Driving around the capital he would stop when he found an interesting view, climb onto the roof of the carriage with his camera and tripod to make the exposure, and then process the exposed plate inside its darkened interior. To keep his exposure times as short as possible Blanchard used a modified emulsion and developer and a small format stereo camera fitted with a pair of wide aperture, short focal length lenses.

 Instantaneous Views, 1856 - 1865, Valentine Blanchard, The Royal Photographic Society, National Media Museum / SSPL
Instantaneous Views, 1856 – 1865, Valentine Blanchard © The Royal Photographic Society

Subjects that seemed very mundane to modern eyes exerted a peculiar fascination, such was the novelty of their being captured by the camera. A review of Blanchard’s photograph of New Oxford Street which appeared in the British Journal of Photography in October 1862 described how:

Omnibuses, carts, cabs, wagons, and foot-passengers in shoals in active movement, are all ‘arrested’… In the immediate foreground is a man, without his coat, wheeling a barrow, his left leg poised in mid-air, in the act of stepping… One individual in a black suit, with his hands in his pockets, and looking on excellent terms with himself, is sauntering towards the spectator. The whole scene is full of life, and the photography leaves nothing to be desired.

The introduction of much more sensitive gelatine dry plates in the late 1870s greatly simplified the taking of instantaneous photographs and removed much of their mystique.

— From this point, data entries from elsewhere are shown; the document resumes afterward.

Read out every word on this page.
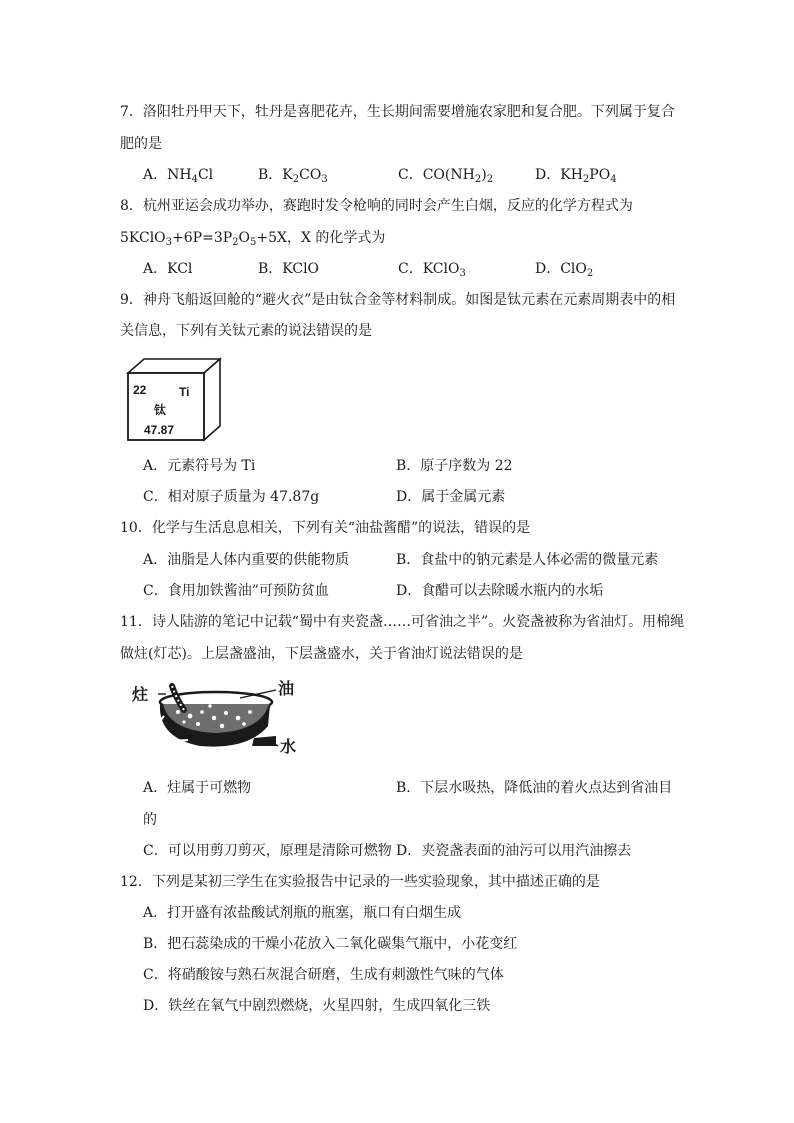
7．洛阳牡丹甲天下，牡丹是喜肥花卉，生长期间需要增施农家肥和复合肥。下列属于复合
肥的是
A．$NH_4Cl$	B．$K_2CO_3$	C．$CO(NH_2)_2$	D．$KH_2PO_4$
8．杭州亚运会成功举办，赛跑时发令枪响的同时会产生白烟，反应的化学方程式为
$5KClO_3+6P=3P_2O_5+5X$，X 的化学式为
A．KCl	B．KClO	C．KClO$_3$	D．ClO$_2$
9．神舟飞船返回舱的“避火衣”是由钛合金等材料制成。如图是钛元素在元素周期表中的相
关信息，下列有关钛元素的说法错误的是
22	Ti
钛
47.87
A．元素符号为 Ti	B．原子序数为 22
C．相对原子质量为 47.87g	D．属于金属元素
10．化学与生活息息相关，下列有关“油盐酱醋”的说法，错误的是
A．油脂是人体内重要的供能物质	B．食盐中的钠元素是人体必需的微量元素
C．食用加铁酱油”可预防贫血	D．食醋可以去除暖水瓶内的水垢
11．诗人陆游的笔记中记载“蜀中有夹瓷盏……可省油之半”。火瓷盏被称为省油灯。用棉绳
做炷(灯芯)。上层盏盛油，下层盏盛水，关于省油灯说法错误的是
炷	油
水
A．炷属于可燃物	B．下层水吸热，降低油的着火点达到省油目
的
C．可以用剪刀剪灭，原理是清除可燃物 D．夹瓷盏表面的油污可以用汽油擦去
12．下列是某初三学生在实验报告中记录的一些实验现象，其中描述正确的是
A．打开盛有浓盐酸试剂瓶的瓶塞，瓶口有白烟生成
B．把石蕊染成的干燥小花放入二氧化碳集气瓶中，小花变红
C．将硝酸铵与熟石灰混合研磨，生成有刺激性气味的气体
D．铁丝在氧气中剧烈燃烧，火星四射，生成四氧化三铁
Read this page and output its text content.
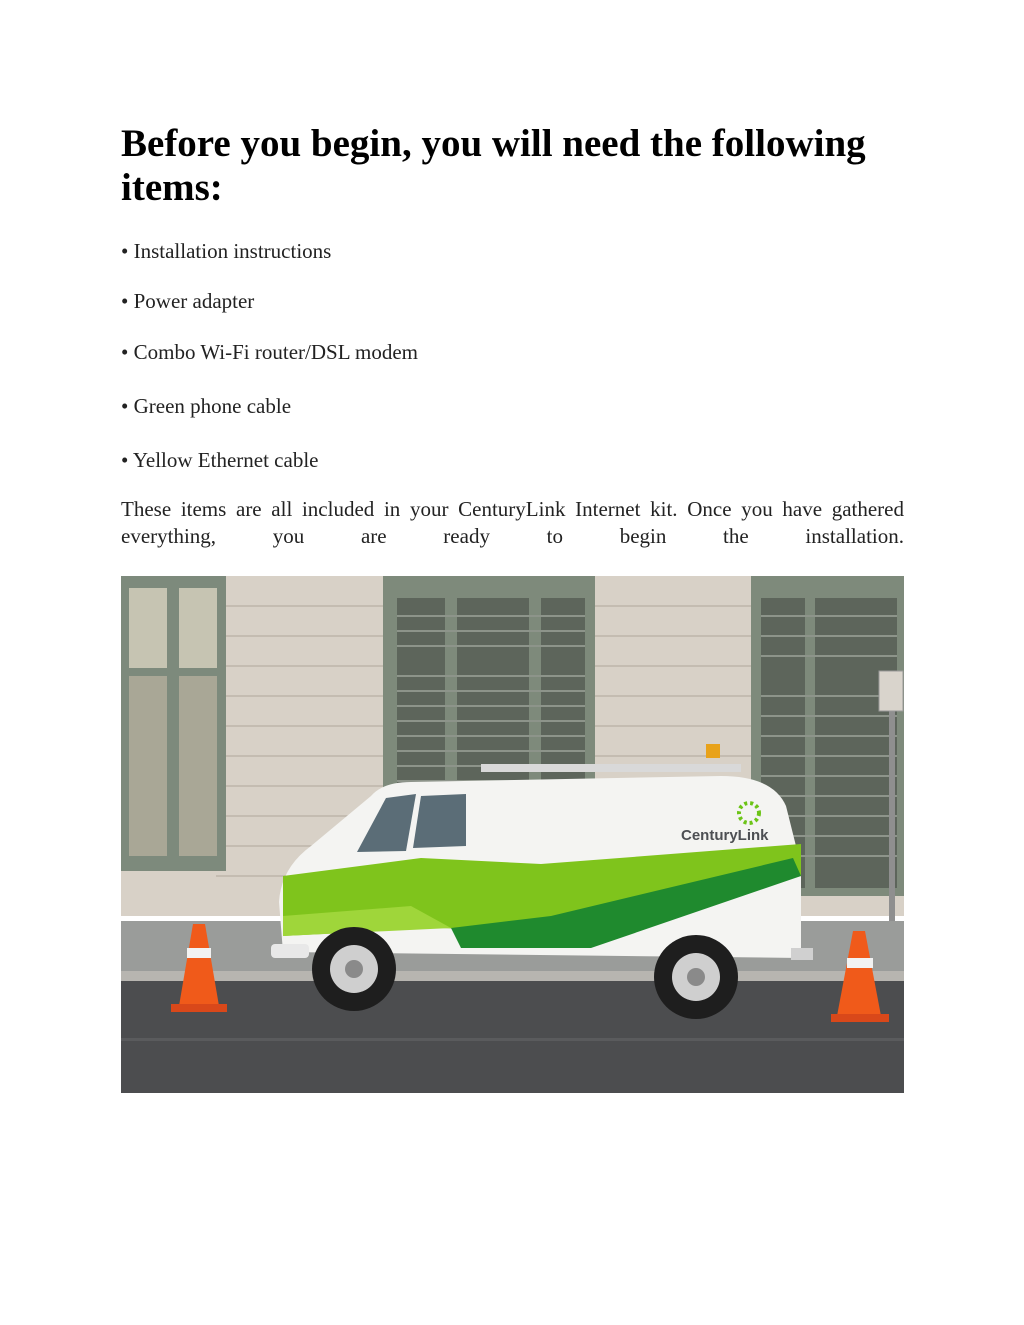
Before you begin, you will need the following items:

• Installation instructions

• Power adapter

• Combo Wi-Fi router/DSL modem

• Green phone cable

• Yellow Ethernet cable

These items are all included in your CenturyLink Internet kit. Once you have gathered everything, you are ready to begin the installation.

CenturyLink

Sequences of instantaneous photographs could now be taken to record and analyse the movement of people and animals.

Plate 755, Animal Locomotion, Pigeon flying, 1887, Eadweard Muybridge, National Media Museum Collection / SSPL
Plate 755, Animal Locomotion, Pigeon flying, 1887, Eadweard Muybridge, Science Museum Group collection

The first photographer to experiment with the sequential photography of movement was Eadweard Muybridge. Although the best-known, he was just one of several important pioneers, including Etienne-Jules Marey and Ottomar Anschutz.

Hoof, c. 1890, Etienne-Jules Marey, National Media Museum Collection / SSPL
Hoof, c. 1890, Etienne-Jules Marey, Science Museum Group collection

Even today, photography’s ability to capture ‘instantaneous’ images of fleeting moments, too rapid for the naked eye, remains central to its unique aesthetic.


Further reading and interesting links

4 comments on “I is for… Instantaneous: Capturing movement for the first time

  1. Question: I understand that Instantaneous refers to exposures of a fraction of a second. When I first saw the term in an 1890s advertisement, I thought it meant more rapid development of film. Was this also the case or was the draw that you didn’t have to hold your pose for a length of time?

  2. Does the Museum hold a full set of these photographs, please? I am looking for a particular view showing steamboat sailing up the Thames, just above Greenwich.